3/31/10

Life

"Look. I don't need to talk. I'm fucking tired of talking. I just need someone to listen. Ok?" He doesn't answer, as if cue for her to continue.

"I don't like showing sadness. It's for fucking wusses. Even when I'm alone I don't like to shit like that. I just don't like talking about how I feel or felt or whatever. But... god dammit, this is the fucking worse. You know how many relatives I've had die from Cancer? 4. Fucking 4. 3 aunts, one uncle as of today. And for me, that's not even the shittiest part. My Grandpa never talked to us because he got in a arguement with my dad when I was younger. I remember seeing him once. And by then, he was already on his last legs. I only saw him fucking once. And guess what else? My cousin fucking committed suicide and I found out 2 days before my birthday. And my grandma? She's been bed ridden for 2 years. It's so painful to watch. It's probably the most painful of all this shit combined.

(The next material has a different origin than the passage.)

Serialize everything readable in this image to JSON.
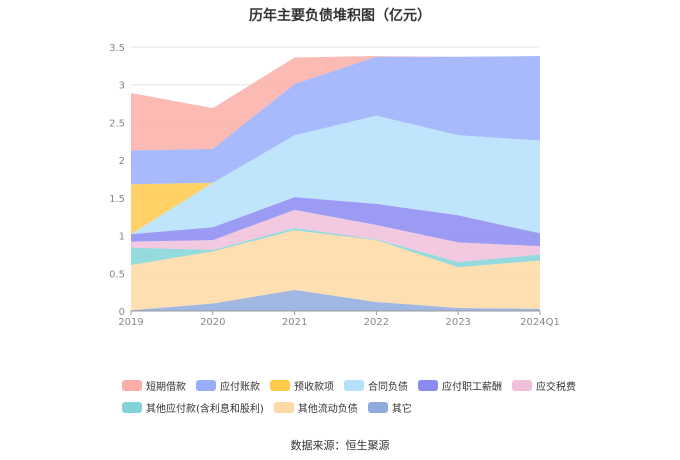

"My family is so fucked up. I'm so fucked up. I fucking hate my birthday. I hate it. It just reminds me of my cousin. How I'm alive and he's not. And dammit, the only relationship I've ever been in I can't even think about because it hurts. It stings not because any really painful stuff. Not that tragic of character. Because...well dammit I can't even explain it. I just hate thinking about it. I hate thinking about personally being in love. Or liking someone past plantonics. It makes me sick, like I'm physically unclean.

"And I never can bring myself to tell people seriously about this shit. Because I don't wanna talk about it. I don't want people to know. I probably have so many reasons to be a doctor to fill a fucking novel. Fuck that shit. Just no one needs to know. Usually it doesn't bother me too much, but well. My uncle died today. You know he was only diagnosed this year? THIS FUCKING YEAR. Why didn't he go earlier? Why didn't he get some fucking help earlier. Then he'd still be fucking alive. I've only met him once, but guy fucking hunted giant ass bears. No way he'd lose to cancer.

"I just... I just wish I COULD talk about it when it does bother me. I wish I could sort myself out when I AM fucking pissed off about. Which is not alot anymore. I'm pretty damn happy, but when shit like this happens and I start to crumble a little... I dunno. Maybe I just don't want to be weak anymore. Don't want to depend on anyone. I wish I could talk again. But I guess strength has it's problems. Well whatever. I'm done."

He's not given a chance to answer. She's already walking away, bare feet and all.